There is no phase of life so steadfast and at the same time so tricksy and variable as what is called being in love: the current is all one way and yet its force appears to act in every direction. Love sets for itself impossible tasks with a perfect confidence, attempts any height, and, alas, too often is willing to delve in the mire and dregs of things with the hope of finding one glittering grain of its desire. No doubt supreme passion and supreme happiness lie far apart. Form, color, sound, perfume and whatever appeals through them, may constitute, we know not to what extent, the values of passion. Happiness is not so clothed that its substance is covered or its footing invisible. It appeals to the conscience more than to the senses. One may say: I am happy, and go delightedly through the giddy rounds of the little whirlwinds of pleasurable emotion, but he is all the time conscious of the vacuum and lack of equilibrium that have caused the unusual excitement. He is vaguely or otherwise mindful of the fact that he is indulging a delusion. His conscience argues that steadfastness, poise, evenness and certainty are the foundation stones of happiness. Too often these foundation stones seem to lie far away, so that, like the old poet, one cries out: "Oh, had I the wings of a dove!" Reynolds and Agnes had fixed their eyes on this distant place where, amid new scenes and strange people, the temple of their love might become the dwelling-place of immeasurable happiness. And why should they not realize this dream? They were young, strong and loving. He had wealth sufficient for a life of reasonable luxury, and was not their secret their own? Over and over again the argument was made and the pleasing conclusion reached.

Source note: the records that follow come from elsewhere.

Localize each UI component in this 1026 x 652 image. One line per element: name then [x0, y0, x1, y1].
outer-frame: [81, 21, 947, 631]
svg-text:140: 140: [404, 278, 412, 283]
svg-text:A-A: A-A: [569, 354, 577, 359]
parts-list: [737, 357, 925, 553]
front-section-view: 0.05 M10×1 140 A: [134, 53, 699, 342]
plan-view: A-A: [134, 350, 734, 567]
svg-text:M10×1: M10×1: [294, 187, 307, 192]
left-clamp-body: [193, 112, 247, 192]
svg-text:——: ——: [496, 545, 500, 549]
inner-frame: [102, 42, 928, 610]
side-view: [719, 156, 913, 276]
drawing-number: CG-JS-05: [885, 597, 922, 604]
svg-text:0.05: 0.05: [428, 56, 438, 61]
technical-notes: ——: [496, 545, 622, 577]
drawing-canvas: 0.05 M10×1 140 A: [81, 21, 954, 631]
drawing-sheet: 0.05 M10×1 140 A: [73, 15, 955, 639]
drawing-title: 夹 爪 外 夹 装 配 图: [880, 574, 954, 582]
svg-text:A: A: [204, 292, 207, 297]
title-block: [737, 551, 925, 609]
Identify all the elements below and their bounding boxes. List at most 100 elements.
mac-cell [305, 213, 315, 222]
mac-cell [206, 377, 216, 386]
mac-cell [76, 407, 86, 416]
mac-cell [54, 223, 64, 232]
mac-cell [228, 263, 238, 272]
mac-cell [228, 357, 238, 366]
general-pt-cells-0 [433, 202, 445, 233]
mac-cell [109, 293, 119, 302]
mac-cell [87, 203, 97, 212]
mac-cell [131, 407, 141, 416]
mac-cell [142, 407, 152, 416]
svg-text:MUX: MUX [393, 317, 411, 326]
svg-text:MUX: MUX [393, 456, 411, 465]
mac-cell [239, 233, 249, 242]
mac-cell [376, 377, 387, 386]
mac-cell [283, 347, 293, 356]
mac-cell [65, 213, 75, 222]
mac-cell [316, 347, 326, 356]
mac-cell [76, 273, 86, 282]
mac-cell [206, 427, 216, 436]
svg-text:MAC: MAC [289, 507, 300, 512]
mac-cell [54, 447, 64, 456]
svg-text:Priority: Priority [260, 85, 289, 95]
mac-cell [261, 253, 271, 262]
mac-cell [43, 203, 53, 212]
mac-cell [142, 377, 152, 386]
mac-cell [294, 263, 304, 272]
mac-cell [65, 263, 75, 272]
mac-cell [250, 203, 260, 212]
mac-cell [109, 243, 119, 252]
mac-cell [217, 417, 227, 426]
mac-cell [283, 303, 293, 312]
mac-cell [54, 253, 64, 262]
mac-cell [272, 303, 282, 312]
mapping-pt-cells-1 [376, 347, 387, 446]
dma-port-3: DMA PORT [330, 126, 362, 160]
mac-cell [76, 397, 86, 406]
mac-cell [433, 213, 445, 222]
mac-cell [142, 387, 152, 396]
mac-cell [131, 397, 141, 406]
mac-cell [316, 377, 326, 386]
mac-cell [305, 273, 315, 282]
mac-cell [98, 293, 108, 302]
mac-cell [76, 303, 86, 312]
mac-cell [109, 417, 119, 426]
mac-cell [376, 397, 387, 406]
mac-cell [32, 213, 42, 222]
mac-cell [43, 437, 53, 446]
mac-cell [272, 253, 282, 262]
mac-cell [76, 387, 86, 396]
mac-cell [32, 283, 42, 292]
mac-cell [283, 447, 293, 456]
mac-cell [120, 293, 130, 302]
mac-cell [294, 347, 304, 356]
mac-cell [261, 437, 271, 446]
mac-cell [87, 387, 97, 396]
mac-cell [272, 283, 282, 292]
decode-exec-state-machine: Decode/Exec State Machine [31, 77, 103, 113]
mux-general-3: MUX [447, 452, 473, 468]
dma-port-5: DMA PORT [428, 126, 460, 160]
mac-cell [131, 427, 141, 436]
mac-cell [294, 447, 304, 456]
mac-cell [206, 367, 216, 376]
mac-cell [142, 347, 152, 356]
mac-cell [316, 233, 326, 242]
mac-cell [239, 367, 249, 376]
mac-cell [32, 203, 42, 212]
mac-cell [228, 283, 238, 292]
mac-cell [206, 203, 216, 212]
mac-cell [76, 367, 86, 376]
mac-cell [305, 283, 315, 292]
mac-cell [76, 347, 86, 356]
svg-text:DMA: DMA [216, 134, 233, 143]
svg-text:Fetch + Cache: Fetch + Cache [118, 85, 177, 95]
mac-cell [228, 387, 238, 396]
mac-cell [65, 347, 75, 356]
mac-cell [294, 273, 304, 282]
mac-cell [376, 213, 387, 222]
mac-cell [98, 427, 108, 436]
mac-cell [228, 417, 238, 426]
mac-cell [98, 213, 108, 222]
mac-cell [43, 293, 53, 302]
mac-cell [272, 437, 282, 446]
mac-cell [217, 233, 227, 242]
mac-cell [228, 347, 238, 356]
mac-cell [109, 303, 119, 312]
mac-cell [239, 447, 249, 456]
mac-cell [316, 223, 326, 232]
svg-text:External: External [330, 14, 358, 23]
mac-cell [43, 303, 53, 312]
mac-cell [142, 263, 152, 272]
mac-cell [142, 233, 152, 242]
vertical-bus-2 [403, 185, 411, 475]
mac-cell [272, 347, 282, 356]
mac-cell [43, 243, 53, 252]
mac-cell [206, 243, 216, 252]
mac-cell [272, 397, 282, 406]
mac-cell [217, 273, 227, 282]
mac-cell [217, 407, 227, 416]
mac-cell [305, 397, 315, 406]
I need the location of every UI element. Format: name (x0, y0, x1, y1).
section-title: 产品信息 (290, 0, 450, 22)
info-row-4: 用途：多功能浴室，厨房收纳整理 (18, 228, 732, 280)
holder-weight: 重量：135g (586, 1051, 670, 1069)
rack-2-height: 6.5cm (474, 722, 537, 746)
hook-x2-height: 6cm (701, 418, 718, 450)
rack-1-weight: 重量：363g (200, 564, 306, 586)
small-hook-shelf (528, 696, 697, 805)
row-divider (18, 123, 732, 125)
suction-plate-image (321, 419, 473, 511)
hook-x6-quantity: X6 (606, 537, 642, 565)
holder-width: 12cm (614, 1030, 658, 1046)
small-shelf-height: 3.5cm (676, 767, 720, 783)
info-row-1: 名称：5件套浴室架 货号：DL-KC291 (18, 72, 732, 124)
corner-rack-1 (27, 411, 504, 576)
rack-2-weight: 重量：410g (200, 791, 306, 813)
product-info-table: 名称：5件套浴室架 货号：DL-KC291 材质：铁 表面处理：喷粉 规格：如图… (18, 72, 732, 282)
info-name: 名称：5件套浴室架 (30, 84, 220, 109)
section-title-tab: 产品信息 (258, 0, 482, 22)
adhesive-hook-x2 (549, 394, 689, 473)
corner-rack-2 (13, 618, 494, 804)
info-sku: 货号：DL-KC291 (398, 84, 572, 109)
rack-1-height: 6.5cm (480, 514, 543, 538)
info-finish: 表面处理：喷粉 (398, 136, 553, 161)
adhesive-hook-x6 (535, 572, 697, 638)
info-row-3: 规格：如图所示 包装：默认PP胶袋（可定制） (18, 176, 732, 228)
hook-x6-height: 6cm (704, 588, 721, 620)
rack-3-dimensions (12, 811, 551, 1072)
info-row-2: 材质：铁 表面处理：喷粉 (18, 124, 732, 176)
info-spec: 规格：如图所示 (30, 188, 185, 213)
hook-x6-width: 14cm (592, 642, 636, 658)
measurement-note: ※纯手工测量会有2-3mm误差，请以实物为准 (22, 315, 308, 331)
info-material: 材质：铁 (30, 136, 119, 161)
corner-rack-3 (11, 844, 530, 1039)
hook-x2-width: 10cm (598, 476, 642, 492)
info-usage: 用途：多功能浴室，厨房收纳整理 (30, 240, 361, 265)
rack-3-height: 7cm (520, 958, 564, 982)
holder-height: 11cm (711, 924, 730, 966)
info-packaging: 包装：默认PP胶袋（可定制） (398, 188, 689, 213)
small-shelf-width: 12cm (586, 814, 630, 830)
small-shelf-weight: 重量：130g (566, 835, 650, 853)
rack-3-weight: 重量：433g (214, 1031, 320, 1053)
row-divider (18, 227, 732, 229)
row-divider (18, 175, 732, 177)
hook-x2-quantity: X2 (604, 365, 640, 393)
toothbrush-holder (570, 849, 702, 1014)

It was a comfort to them both to reiterate their expressions of confidence in the future; for all the time there lurked a doubt somewhere on the outer boundary of their field of thought, a doubt each hoped the other did not know of. Not that either questioned the purity or perfectness of the other's love, that was impossible, but this dark secret of the past seemed to link them together on an insecure footing which might give way at any time, plunging them into an abyss of irremediable suffering. It mattered not how far away or how shadowy this doubt was, or how often it seemed to be utterly driven off, the lesion it caused to the tissue of their love-dreams was incurable and therefore dreadful, notwithstanding its obscurity. It might be forgotten for a time, even for a long time, but it could not be put away wholly and forever.